4Tie Into Your Corporate Email and Identity System
Chances are that you already have a corporate identity system, LDAP, Active Directory or a simple Gmail.com log-in in place; tie your Apache Hadoop users and groups to this. Establishing centralized user access control and management early on will help you in many administrative tasks as well as security audits down the line.
5Encrypt Your Data
The argument that encryption could slow down systems is no longer valid. Apache Hadoop distributions support over-the-wire encryption and are now starting to enable data-at-rest encryption that has little to no impact on speeds. With faster hardware and built-in cryptographic acceleration available, there is never any reason to skip this critical step.
6Log Everything and Keep Backups
IT and/or security managers need to enable all the logging and monitoring capabilities of the platform and maintain a centralized way of viewing, auditing and archiving this data. They need to continually monitor logs and transactions proactively for any suspicious activity and reactively for forensics, root cause analysis and sometimes evidence retention.
7Set Up a Security Steering Committee
Security has many layers, including everything from physical security and risk mitigation when using your laptop, mobile phone or public WiFi to having security steps during the HR on-boarding and termination processes. Set up a security steering committee comprising members from IT, HR and even line-of-business employees (marketing, sales, etc.). If you don’t already have an information security officer, at a minimum assign this role to someone in IT and send him or her to a security class to learn where to start.

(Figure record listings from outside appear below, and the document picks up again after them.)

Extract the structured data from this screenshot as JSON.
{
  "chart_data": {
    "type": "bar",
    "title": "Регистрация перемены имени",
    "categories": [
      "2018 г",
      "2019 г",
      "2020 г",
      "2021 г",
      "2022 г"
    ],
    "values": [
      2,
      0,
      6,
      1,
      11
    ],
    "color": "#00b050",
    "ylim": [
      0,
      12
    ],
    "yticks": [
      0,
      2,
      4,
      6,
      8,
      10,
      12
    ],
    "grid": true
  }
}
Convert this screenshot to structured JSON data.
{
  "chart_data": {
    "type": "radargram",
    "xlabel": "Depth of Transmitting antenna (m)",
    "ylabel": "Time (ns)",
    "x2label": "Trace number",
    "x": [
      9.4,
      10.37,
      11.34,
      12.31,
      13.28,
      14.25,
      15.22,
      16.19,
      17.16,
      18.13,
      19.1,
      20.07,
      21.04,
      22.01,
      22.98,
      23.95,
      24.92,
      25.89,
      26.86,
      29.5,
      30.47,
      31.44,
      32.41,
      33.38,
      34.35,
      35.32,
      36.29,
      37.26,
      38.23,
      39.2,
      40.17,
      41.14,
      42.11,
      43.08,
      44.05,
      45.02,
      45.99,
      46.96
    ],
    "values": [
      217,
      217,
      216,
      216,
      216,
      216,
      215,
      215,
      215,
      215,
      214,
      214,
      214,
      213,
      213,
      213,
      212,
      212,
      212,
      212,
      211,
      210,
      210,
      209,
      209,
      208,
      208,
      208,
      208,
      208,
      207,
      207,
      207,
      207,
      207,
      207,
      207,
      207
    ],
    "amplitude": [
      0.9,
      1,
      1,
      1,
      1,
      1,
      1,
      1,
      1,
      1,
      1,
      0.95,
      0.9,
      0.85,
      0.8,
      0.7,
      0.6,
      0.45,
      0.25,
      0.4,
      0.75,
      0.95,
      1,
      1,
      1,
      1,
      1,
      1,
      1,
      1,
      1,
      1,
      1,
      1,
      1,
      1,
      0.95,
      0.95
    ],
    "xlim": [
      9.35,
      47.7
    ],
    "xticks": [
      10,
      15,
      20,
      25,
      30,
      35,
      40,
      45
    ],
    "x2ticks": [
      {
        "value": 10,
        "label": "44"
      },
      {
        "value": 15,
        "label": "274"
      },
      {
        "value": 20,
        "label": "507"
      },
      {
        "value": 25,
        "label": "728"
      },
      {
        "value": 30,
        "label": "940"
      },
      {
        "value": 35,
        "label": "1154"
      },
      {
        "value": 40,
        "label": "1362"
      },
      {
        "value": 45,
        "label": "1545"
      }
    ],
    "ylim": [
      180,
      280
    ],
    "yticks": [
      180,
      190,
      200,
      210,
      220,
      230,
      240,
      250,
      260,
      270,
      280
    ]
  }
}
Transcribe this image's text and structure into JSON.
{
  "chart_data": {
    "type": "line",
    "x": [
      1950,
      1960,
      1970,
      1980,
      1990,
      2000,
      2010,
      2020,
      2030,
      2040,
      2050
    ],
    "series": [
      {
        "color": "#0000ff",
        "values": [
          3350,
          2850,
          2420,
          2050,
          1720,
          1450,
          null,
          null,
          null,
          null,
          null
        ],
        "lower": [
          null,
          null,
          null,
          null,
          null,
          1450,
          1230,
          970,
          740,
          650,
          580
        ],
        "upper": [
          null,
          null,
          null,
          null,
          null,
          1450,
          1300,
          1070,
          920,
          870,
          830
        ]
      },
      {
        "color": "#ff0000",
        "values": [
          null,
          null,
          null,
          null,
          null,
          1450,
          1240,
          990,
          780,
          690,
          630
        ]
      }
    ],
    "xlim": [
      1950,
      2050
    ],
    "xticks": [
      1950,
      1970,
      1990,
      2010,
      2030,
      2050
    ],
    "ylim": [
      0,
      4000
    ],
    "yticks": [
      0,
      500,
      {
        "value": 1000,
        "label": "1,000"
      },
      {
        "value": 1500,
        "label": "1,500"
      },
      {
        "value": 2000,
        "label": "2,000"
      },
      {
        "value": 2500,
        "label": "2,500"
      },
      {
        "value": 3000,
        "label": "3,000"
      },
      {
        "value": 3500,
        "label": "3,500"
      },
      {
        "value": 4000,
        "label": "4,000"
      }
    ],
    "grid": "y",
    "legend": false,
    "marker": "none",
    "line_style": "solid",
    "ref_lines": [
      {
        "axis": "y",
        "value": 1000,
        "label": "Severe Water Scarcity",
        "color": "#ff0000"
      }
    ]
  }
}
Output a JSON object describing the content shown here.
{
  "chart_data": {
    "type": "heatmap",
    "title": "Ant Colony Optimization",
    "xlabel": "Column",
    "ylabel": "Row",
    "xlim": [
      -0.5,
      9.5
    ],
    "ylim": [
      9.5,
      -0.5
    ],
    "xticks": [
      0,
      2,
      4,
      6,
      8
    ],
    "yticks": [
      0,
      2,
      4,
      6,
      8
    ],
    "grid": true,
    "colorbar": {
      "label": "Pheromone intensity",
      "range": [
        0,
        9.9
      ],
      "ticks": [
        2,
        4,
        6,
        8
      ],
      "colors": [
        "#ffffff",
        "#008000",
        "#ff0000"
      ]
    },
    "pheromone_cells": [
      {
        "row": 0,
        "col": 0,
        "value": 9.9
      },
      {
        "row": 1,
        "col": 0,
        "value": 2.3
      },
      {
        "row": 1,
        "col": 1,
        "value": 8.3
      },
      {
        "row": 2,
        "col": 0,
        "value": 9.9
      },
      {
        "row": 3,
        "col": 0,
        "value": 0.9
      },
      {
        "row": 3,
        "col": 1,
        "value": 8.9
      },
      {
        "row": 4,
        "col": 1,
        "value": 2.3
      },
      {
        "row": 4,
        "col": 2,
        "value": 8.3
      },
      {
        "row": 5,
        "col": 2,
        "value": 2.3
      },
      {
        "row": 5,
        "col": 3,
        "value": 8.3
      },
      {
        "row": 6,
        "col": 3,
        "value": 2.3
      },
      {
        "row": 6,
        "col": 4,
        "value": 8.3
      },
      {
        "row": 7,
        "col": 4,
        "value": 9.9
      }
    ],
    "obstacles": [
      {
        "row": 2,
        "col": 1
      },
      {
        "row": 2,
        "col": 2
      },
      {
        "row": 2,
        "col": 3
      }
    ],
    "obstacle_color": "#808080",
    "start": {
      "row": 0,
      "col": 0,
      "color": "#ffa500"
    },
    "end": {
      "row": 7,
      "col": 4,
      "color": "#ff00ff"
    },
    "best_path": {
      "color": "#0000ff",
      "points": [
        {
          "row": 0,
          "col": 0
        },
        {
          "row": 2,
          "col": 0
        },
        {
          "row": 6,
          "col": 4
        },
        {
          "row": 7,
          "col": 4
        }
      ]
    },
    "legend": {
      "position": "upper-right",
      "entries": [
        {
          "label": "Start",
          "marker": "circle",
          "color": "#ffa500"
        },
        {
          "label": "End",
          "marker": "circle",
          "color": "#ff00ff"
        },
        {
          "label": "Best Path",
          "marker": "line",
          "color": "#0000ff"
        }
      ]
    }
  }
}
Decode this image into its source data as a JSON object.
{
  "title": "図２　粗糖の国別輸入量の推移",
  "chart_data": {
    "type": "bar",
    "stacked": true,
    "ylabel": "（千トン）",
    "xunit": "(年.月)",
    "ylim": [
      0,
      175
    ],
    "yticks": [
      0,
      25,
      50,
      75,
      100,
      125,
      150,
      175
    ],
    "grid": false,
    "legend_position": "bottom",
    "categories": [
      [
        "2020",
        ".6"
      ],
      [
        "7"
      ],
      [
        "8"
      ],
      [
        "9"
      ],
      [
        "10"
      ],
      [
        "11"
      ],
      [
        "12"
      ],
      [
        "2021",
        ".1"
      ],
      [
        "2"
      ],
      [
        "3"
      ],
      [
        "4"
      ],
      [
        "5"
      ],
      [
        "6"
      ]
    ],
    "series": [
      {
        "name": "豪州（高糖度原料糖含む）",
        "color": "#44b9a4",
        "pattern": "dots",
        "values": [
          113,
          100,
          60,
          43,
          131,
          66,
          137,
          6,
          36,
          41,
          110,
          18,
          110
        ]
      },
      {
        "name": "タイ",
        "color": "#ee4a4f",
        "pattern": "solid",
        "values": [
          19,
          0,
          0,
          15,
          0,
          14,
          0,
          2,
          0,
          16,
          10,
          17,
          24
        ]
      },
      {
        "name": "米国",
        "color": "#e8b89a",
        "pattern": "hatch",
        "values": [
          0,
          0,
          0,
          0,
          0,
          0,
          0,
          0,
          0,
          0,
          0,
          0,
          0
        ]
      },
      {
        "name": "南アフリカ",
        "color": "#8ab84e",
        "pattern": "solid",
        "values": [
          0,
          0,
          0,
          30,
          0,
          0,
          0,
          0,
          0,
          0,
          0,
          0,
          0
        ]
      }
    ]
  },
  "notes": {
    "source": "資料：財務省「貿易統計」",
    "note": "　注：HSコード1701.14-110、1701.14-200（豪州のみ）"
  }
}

8Identify and Tag Your Sensitive Data
Data access should never be open by default; it should always be set on a “need-to-know” basis. Make sure you have processes in place that allow you to identify and tag sensitive data and request access to that data. Data security tagging capabilities are in very early stages within Apache Hadoop, but you can start now by segregating data in directories using naming conventions or separate metadata to tag and identify your sensitive data.
9Voice Your Security Requirements
Apache Hadoop distributions, developers, users and the security community are all looking for real customer use cases to voice their security requirements. Reach out or, even better, contribute code back into Hadoop under the Apache license, even if it is only opening a ticket and writing a requirement. There are many security features in the open-source Apache Hadoop roadmap, and the ones that garner more interest will go to the top of the list.
10Expect More From Your Commercial Hadoop Distribution
Add security to the list of things you should expect from your Hadoop support subscription. Setting up a secure Hadoop cluster is not trivial and touches many areas, including Kerberos and keytab configuration, SSH (Secure Shell cryptographics), SSL (Secure Sockets Layer) certificates, RSA Key management, SSO (single sign-on) integration, secure logging, cryptographic ciphers, role-based access control and secure cluster provisioning—just to name a few.
11Empower and Layer Security, One Coat at a Time
Be a friend to business and productivity by empowering and enabling your business to securely tap into data sets in Hadoop in order to extract knowledge in ways that were not possible before. Add security in layers that reduce risk without completely blocking business; if you put up complete barriers, users will go around security all together with skunkworks projects, which is a more dangerous proposition.
12Understand Data’s Lineage
Hadoop provides many abilities to ingest data from various sources. It is a good security practice to keep track of the data lineage (from where it came). It is important to understand the sources for all data sets, including derived data sets to support compliance and audit requirements. Hadoop provides tools that will automatically track upstream sources of new data sets and provide full lineage and auditing-enable them.
13Protect All the Data
Not all of the important and/or interesting data is stored directly in the Hadoop Distributed File System (HDFS). Many important data repositories exist outside HDFS in the form of metadata stores and files; the protection of all sensitive data inside and out of HDFS requires careful consideration.